Многим старикам сообщение Саввы Саввича пришлось по душе, но нашлись и такие, что не радовались этому, угрюмо молчали. Больше всех хмурился Филипп Рудаков, он не вытерпел-таки, спросил, тая в губах недобрую усмешку:
— Та-а-ак, значит, сызнова омундировку заводить заставят?
— Нет-нет! — поспешил успокоить его Савва Саввич. — Обмундирование теперь будет за счет казны. Даже за коня, ежели казак на своем поедет, заплатят.
Пока старики судили да рядили да расспрашивали Савву Саввича о том, чего там в Чите слыхать про войну да скоро ли выйдет замирение, писарь, горбатый Семен, уже настрочил приговор. Один из стариков, залюбовавшись, как бойко орудует Семен пером, одобрительно качал головой: эка, до чего насобачился писать-то!
— Как водой бредет, — поддакнул другой, — пишет-пишет, да еще и вильнет, то кверху, то книзу, будто ячмень молотит!
— Вот она, ученость-то!
А Семен и в самом деле за многие годы службы писарем наломал себе руку в этом деле. В приговоре, который он уже набросал, было складно написано о том, что антоновские «казаки и урядники» приветствуют решения областного съезда, что они по зову своих атаманов, в случае нужды, все как один грудью встанут на защиту от врагов родного края и казачества.

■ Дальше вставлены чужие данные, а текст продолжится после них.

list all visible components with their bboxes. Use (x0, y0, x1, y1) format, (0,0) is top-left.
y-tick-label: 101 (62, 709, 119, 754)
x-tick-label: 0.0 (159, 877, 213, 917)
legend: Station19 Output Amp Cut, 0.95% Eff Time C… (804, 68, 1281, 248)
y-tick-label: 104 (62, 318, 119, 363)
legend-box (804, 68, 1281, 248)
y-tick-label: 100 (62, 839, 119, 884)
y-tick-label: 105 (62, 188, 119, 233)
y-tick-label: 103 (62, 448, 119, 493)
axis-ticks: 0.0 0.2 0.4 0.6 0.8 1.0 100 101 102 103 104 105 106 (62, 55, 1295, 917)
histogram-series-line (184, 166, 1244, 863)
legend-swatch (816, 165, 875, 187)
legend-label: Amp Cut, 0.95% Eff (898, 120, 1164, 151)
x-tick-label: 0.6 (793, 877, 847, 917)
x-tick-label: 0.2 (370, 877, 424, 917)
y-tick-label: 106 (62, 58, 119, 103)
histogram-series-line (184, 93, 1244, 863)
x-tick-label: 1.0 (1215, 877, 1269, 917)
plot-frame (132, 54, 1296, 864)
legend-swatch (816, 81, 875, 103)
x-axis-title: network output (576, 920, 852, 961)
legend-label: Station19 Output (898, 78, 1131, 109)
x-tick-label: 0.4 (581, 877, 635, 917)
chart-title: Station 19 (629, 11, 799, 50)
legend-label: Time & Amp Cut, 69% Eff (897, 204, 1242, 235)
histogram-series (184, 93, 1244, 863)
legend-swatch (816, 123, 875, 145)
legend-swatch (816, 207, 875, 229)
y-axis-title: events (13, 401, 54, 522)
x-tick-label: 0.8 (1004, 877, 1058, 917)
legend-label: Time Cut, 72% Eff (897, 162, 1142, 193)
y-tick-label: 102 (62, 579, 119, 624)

И когда атаман, поднявшись из-за стола, спросил: «Ну как, воспода обчественники, ладно будет эдак-то?» — со всех сторон послышалось:
— Вроде ладно!
— Чего же ишо надо!
— Лучше этого сроду не напишешь…
— Давайте подписываться, а то и так засиделись вон до какой поры.
— Кум Федор, расчеркнись там за меня.
Хорошо получилось у Семена на бумаге, но в жизни все оказалось далеко не так складно. Вот уже и осень подошла, а того порядка и мира, которого с нетерпением ждут в селах и станицах, все нет и нет. Войне, кажется, и конца не будет, идут оттуда лишь тревожные вести, а люди если и возвращаются оттуда, так только раненые да калеки. Вот и бывший работник Саввы Саввича Антон Сухарев заявился домой на деревяшке, заменившей ему левую ногу. Он-то и рассказал старикам Вершининым, что единственный сын их Артем погиб на глазах Антона, когда вместе шли они в штыковую атаку на окопы немецкой пехоты.
Помрачнел, сгорбился Филипп Рудаков, хотя и старался не выдавать своего горя, скрывал от жены полученное из станицы извещение, что средний сын его, казак 1-го Нерчинского полка, второй сотни, Павел Филиппович Рудаков «пал смертью храбрых на поле брани под городом Львовом».
В один год постарела, утратила былую красоту чернобровая, дебелая казачка Федосья Никитична. Пятерых сирот, из которых старшему пошел двенадцатый год, оставил ей муж Герасим Плотников, вахмистр пятой сотни 2-го Аргунского полка, убитый под городом Ваном.
Да разве всех перечтешь. В одной лишь Антоновке насчитывалось шестнадцать человек, сложивших свои головы где-то там, в далеком Полесье, на Буковине, в Карпатах и на горных кручах Кавказа. А тут к тому же разруха кругом, слухи о надвигающемся голоде, и чувствовалось по всему, что самое-то худшее впереди.
Тревожные дни наступили и для Саввы Саввича. Не оправдались его надежды, что восстановление в области казачества — это уже начало гибели революции, что, как говорили об этом в Чите, все двенадцать казачьих войск объединятся и при помощи иностранных держав навалятся на революцию, сотрут ее в порошок.